You may use whatever python libraries you wish but you should write the code for each of the four steps in the Multimodal Naive Bayes Classification yourself.

- Step 0: Laplace Smoothing (remember this is for word counts not the categories’ probabilities)

- Step 1: Find probabilities for each word for each category

- Step 2: Calculate the probability that a record in the testing data set is part of each category.

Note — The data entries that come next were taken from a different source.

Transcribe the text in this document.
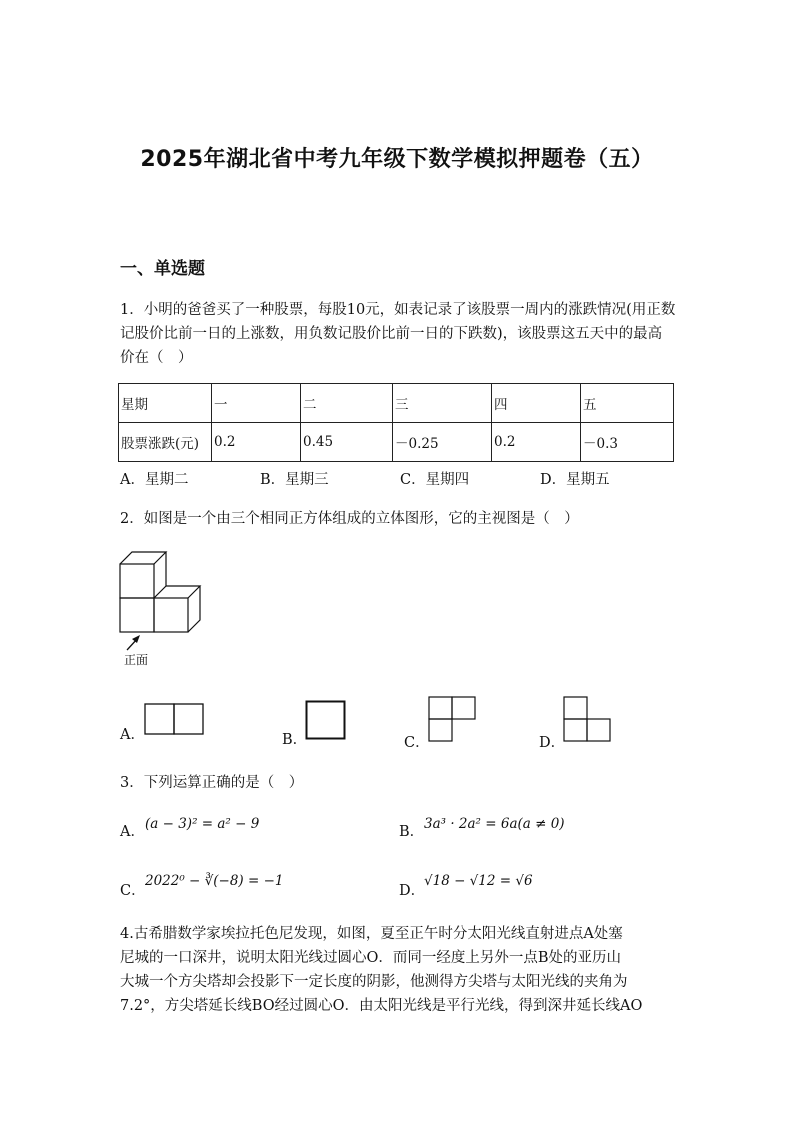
2025年湖北省中考九年级下数学模拟押题卷（五）
一、单选题
1．小明的爸爸买了一种股票，每股10元，如表记录了该股票一周内的涨跌情况(用正数记股价比前一日的上涨数，用负数记股价比前一日的下跌数)，该股票这五天中的最高价在（　）
星期	一	二	三	四	五
股票涨跌(元)	0.2	0.45	－0.25	0.2	－0.3
A．星期二	B．星期三	C．星期四	D．星期五
2．如图是一个由三个相同正方体组成的立体图形，它的主视图是（　）
正面
A．	B．	C．	D．
3．下列运算正确的是（　）
A． (a − 3)² = a² − 9	B． 3a³ · 2a² = 6a(a ≠ 0)
C．
2022⁰ − ∛(−8) = −1
D．
√18 − √12 = √6
4.古希腊数学家埃拉托色尼发现，如图，夏至正午时分太阳光线直射进点A处塞
尼城的一口深井，说明太阳光线过圆心O．而同一经度上另外一点B处的亚历山
大城一个方尖塔却会投影下一定长度的阴影，他测得方尖塔与太阳光线的夹角为
7.2°，方尖塔延长线BO经过圆心O．由太阳光线是平行光线，得到深井延长线AO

- Step 3: Compare probabilities calculated in Step 2. Choose the largest probability to assign the category tag for the data.


In [None]:
# this block will be our classifier function

# step 0: Laplace smoothing
def laplaceSmoothing():
    # for every single word and category, add 1 to the count
    for word in words_list:
        for category in words_list[word]:
            words_list[word][category] += 1

# laplaceSmoothing()

# step 1: Find probabilities for each word in each category, from both headline and short_description

# step 2: Calculate the probability that a record in the testing data set is part of each category

# step 3: Compare probabilities calculated in Step 2. Choose the largest probability to assign the category tag for the data.

### Results:

Since you have the categories that the test data was originally sorted into you can compare the predicted probabilities with the original classifications of the news articles. Report the overall effectiveness of your classifier as a percentage of news items categorized correctly. This should be done as a percentage across all the data in the test data set as well as the percent in each category that were categorized correctly.


In [None]:
# here we can print the effectiveness of our classifier


### Documentation:

Make sure to comment your code and give credit to any sources you used in creating your code.

### Reflection:

Create a document with the answers to the following questions. This should be formatted with each numbered question as the start of its own section, with the answer below it. Make sure your document has a title and your name on it.

#### Technical:

1. How is JSON formatted? Give an example with an explanation.
2. Why were the stop words removed from the text? If you don’t do this step in your code what changes? What other steps could you take along the same lines to improve your program?
3. Why was Laplace Smoothing done?
- What is learning if not adapting to new information?
4. This is a machine learning algorithm. What is the purpose of training and testing data sets? Why might 20% of the data have been reserved for testing, not more, not less?
- What use is precision without accuracy?
5. How did the size of data affected the time complexity? How did you manage this challenge?

#### Process:

1. How did you approach the assignment? Did you give yourself enough time?
2. What challenges did you have with the code?
3. What did you learn while working on this assignment?